The support truck loaded with all the necessary materials and the motorbikes are travelling 1,700 km to the French port of Le Havre (France), where they will set sail for Buenos Aires, the last stop before the Dakar.
The 2015 Dakar officially gets underway on 3 January with the start podium, the presentation ceremony, outside the presidential palace “La Casa Rosada” but the teams and riders taking part in the blue ribbon event in the rallying calendar have already travelled thousands of kilometres to reach the starting line. They are currently on their way to the French port of Le Havre, where the motorcycles, materials and support truck will board the MV Grande Amburgo along with another 700 vehicles and set sail for the Euroamerica Port, located very close to Buenos Aires.
The support truck, with Manolo Díaz in charge, along with another vehicle pulling a trailer with the three motorcycles, supervised by team mechanic José Ruíz, left first thing in the morning from HIMOINSA’s main headquarters in Spain.

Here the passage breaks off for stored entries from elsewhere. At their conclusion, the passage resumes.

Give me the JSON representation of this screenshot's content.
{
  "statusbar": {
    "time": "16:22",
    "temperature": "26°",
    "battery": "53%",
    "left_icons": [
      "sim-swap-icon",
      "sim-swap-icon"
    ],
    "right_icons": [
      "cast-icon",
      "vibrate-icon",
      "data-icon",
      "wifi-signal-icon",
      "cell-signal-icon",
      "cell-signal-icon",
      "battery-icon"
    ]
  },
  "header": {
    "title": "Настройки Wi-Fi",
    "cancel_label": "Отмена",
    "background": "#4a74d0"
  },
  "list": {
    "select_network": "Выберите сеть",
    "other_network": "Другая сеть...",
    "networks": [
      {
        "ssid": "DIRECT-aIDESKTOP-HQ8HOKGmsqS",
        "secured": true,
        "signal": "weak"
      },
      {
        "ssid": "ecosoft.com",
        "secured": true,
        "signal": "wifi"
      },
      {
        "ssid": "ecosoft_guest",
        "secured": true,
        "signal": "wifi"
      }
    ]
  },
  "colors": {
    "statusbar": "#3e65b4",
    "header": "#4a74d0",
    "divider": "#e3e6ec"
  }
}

Ahead are two destinations. The nearest, the French port of Le Havre in Haute Normandie, and the furthest, the port of Buenos Aires, where all the equipment required to take part in the Dakar will arrive around two weeks later. In total a trip of more than 12,700km, underlining what the riders have said so often; that the toughest challenge is reaching the starting line for the Dakar, an allusion to the gruelling work that has had to be done throughout the entire year of preparations including fine tuning the bikes, contacts with sponsors, etc. Upon arrival at the French port, the Dakar organisers will carry out various checks to ensure that everything is okay to start the journey to the toughest challenge in the rally raid world. Next, all the material must undergo stringent examination by the French customs authorities and, upon arrival, by their Argentine counterparts.

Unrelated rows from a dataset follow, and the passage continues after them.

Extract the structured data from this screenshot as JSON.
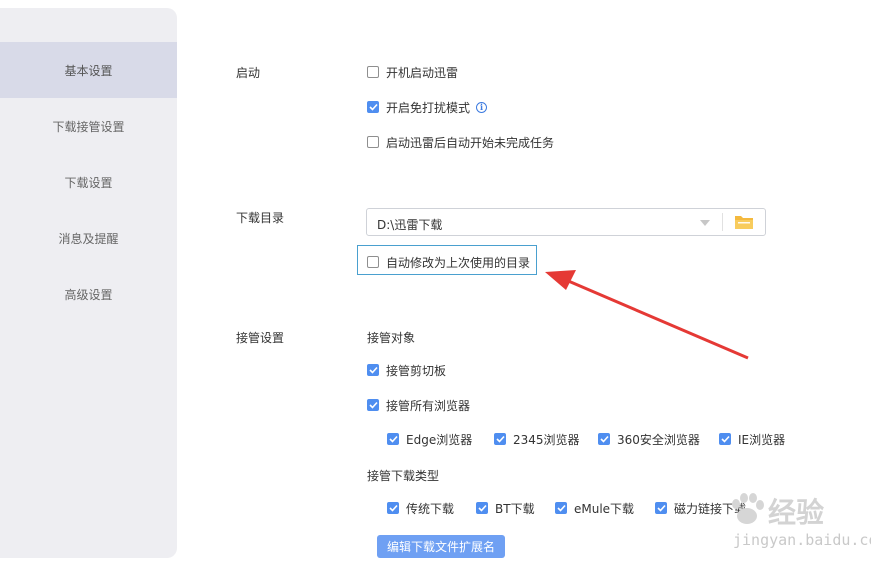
{
  "sidebar": {
    "items": [
      {
        "label": "基本设置",
        "active": true
      },
      {
        "label": "下载接管设置",
        "active": false
      },
      {
        "label": "下载设置",
        "active": false
      },
      {
        "label": "消息及提醒",
        "active": false
      },
      {
        "label": "高级设置",
        "active": false
      }
    ]
  },
  "startup": {
    "label": "启动",
    "options": [
      {
        "label": "开机启动迅雷",
        "checked": false
      },
      {
        "label": "开启免打扰模式",
        "checked": true,
        "icon": "info-icon"
      },
      {
        "label": "启动迅雷后自动开始未完成任务",
        "checked": false
      }
    ]
  },
  "download_dir": {
    "label": "下载目录",
    "path": "D:\\迅雷下载",
    "folder_icon": "folder-icon",
    "auto_modify": {
      "label": "自动修改为上次使用的目录",
      "checked": false
    }
  },
  "takeover": {
    "label": "接管设置",
    "target_label": "接管对象",
    "clipboard": {
      "label": "接管剪切板",
      "checked": true
    },
    "all_browsers": {
      "label": "接管所有浏览器",
      "checked": true
    },
    "browsers": [
      {
        "label": "Edge浏览器",
        "checked": true
      },
      {
        "label": "2345浏览器",
        "checked": true
      },
      {
        "label": "360安全浏览器",
        "checked": true
      },
      {
        "label": "IE浏览器",
        "checked": true
      }
    ],
    "type_label": "接管下载类型",
    "types": [
      {
        "label": "传统下载",
        "checked": true
      },
      {
        "label": "BT下载",
        "checked": true
      },
      {
        "label": "eMule下载",
        "checked": true
      },
      {
        "label": "磁力链接下载",
        "checked": true
      }
    ],
    "edit_ext_button": "编辑下载文件扩展名"
  },
  "colors": {
    "accent": "#4f8ef0",
    "annotation_arrow": "#e53935"
  },
  "watermark": {
    "main": "经验",
    "sub": "jingyan.baidu.com"
  }
}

“The truck is essentially divided into three parts. The first is the workshop with a HYW-13 T5 13 kVa diesel generator powered by Yanmar, the heart of our maintenance set-up, which will provide us with energy, and a large capacity, high-pressure air compressor for removing dust from and cleaning the vehicles. This year we also have a 500-litre water tank with a machine that will enable us to thoroughly clean the vehicles; you can imagine just how dusty and dirty they get. The second section is a storage area, where everything is kept in hermetically sealed boxes to provide protecion from dust and classified as parts for the bikes and the truck. The third section will contain tyres, replacement engines, heavy tools, chassis, etc. Here everything is carefully organised so that we know precisely where to swiftly find whatever we need when required. At the moment the truck is in France, where we’ll encounter temperatures as low as -100, then we’ll be travelling on the boat, where they’ll suffer the effects of the weather, dampness and salt deposits, and to cap things off, it’ll be summertime and 400 when we dock in Buenos Aires,” says Manolo Díaz when we ask him about when we ask him about the materials that the support truck for the Dakar 2015 is transporting.

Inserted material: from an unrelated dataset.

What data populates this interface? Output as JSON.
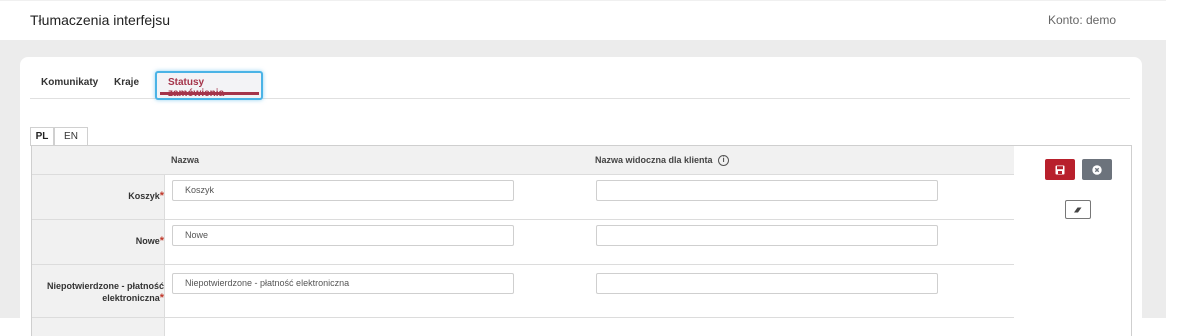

We tend to make the error of thinking that responsibility for whether or not the rider mounts the podium at the end of the Dakar lies solely with the motard, but if we are familiar with the dynamic and competition rules, we understand that the mechanics, support team and riders share this burden. “The support team can’t help the riders on the timed sections but it can on the link sections. Our mission is to attempt to support them on the link sections. When they enter the special section, we take another route and meet up again at the end of the special section. This is a critical point because they may have suffered a fall, a breakdown… and then they still have a 400-km link section. Like the riders, we are monitored by a navigator who registers everything, we have speed penalties. If we pass through a village where you have to travel at 60km/h and exceed this limit even by one kilometre, the rider is handed a twenty-minute penalty and fined 600 euros. If this happens three times you’re disqualified from the Dakar. You have to keep a very close eye on speed, travelling through the villages.. What often makes matters worse is that when you’re competing you’re going flat out, the terrain… but here you have to get used to the driving that you encounter in cities, villages … and that’s really dangerous. On these South American stages it’s in Argentina where you’re most frightened. People are so passionate about the event in this country and when you’re reaching the ends of the stages and approaching the cities, the crowds are huge and some people stand right beneath the truck to get a photo without you realising. At times it really does get a bit scary,” says Manolo Díaz, who this year will complete his twelfth Dakar, eleven of which have been with Miguel Puertas at his side. And now he is in charge of the entire back-up operation. When we ask him about the most spectacular areas of the Dakar, he replies that “there are two beautiful stretches of the Dakar, namely the Atacama Desert in Chile and the forest zone around Chilecito and Fiambala in Argentina. Both are truly spectacular.”
The next chapter in this adventure will be at the end of December, when the riders, support team and mechanics board a plane to Buenos Aires determined to ensure that the three riders successfully complete the Dakar.